‘It’s a sordid business, temping.’

I have temped on and off for about six years, utilizing the services of three different agencies. From two-day gigs moving office furniture to six-month trudges through thousands of digitized invoices, I have known intimately the feeling of temp-hood and have even emitted that sigh of resignation I now warn against: “A temp job is better than no job, right?” That’s how you know you’re hooked.

For cash-strapped millennials like myself, temp work is easy to fall into. You start off temping on summer breaks from college to earn some extra spending money, you work a part-time gig after graduation as a receptionist for a Japanese ad agency on the days when you’re not stuffing envelopes at your unpaid internship, and next thing you know you’re four years out of school calling your temp agency connect and pleading for whatever she’s got left: “It’s for a week? Ten dollars an hour? You bet I’m comfortable with Excel!” It’s a sordid business, temping.

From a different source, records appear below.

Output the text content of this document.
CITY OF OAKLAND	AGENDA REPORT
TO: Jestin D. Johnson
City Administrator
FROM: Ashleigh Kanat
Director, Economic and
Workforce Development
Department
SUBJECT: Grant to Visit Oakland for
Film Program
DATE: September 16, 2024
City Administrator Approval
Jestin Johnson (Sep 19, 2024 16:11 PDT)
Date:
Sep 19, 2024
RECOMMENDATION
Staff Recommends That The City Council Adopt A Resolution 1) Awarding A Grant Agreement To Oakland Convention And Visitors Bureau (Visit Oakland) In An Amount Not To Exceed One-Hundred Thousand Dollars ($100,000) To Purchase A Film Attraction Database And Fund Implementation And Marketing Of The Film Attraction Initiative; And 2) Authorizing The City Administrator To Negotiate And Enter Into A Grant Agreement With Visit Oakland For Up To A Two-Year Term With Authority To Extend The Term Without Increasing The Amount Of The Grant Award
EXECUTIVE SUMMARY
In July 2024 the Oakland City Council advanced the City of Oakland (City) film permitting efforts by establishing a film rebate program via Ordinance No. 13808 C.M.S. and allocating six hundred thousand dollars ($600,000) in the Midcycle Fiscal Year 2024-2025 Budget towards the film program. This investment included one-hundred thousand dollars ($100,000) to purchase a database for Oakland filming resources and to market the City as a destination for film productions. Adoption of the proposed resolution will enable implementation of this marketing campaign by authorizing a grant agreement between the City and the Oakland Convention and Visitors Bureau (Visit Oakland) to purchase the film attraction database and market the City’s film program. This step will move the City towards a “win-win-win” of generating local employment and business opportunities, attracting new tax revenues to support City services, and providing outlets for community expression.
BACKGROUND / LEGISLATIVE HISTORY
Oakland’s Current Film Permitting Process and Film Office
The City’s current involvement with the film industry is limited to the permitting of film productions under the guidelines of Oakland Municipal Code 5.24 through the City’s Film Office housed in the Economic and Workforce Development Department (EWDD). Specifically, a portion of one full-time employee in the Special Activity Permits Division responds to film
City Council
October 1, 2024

In Jacobin, Rob Bryan discusses the problem with temp jobs, an industry that Bryan describes as being “fueled by desperation” — a “I’ll take what I can get” viewpoint that he says is the dominant ethos in the American labor market. Cobbling together temp jobs is increasingly becoming a way for people to earn a living in a tight job market, when it’s really meant for people to make some money to pay their bills while between jobs.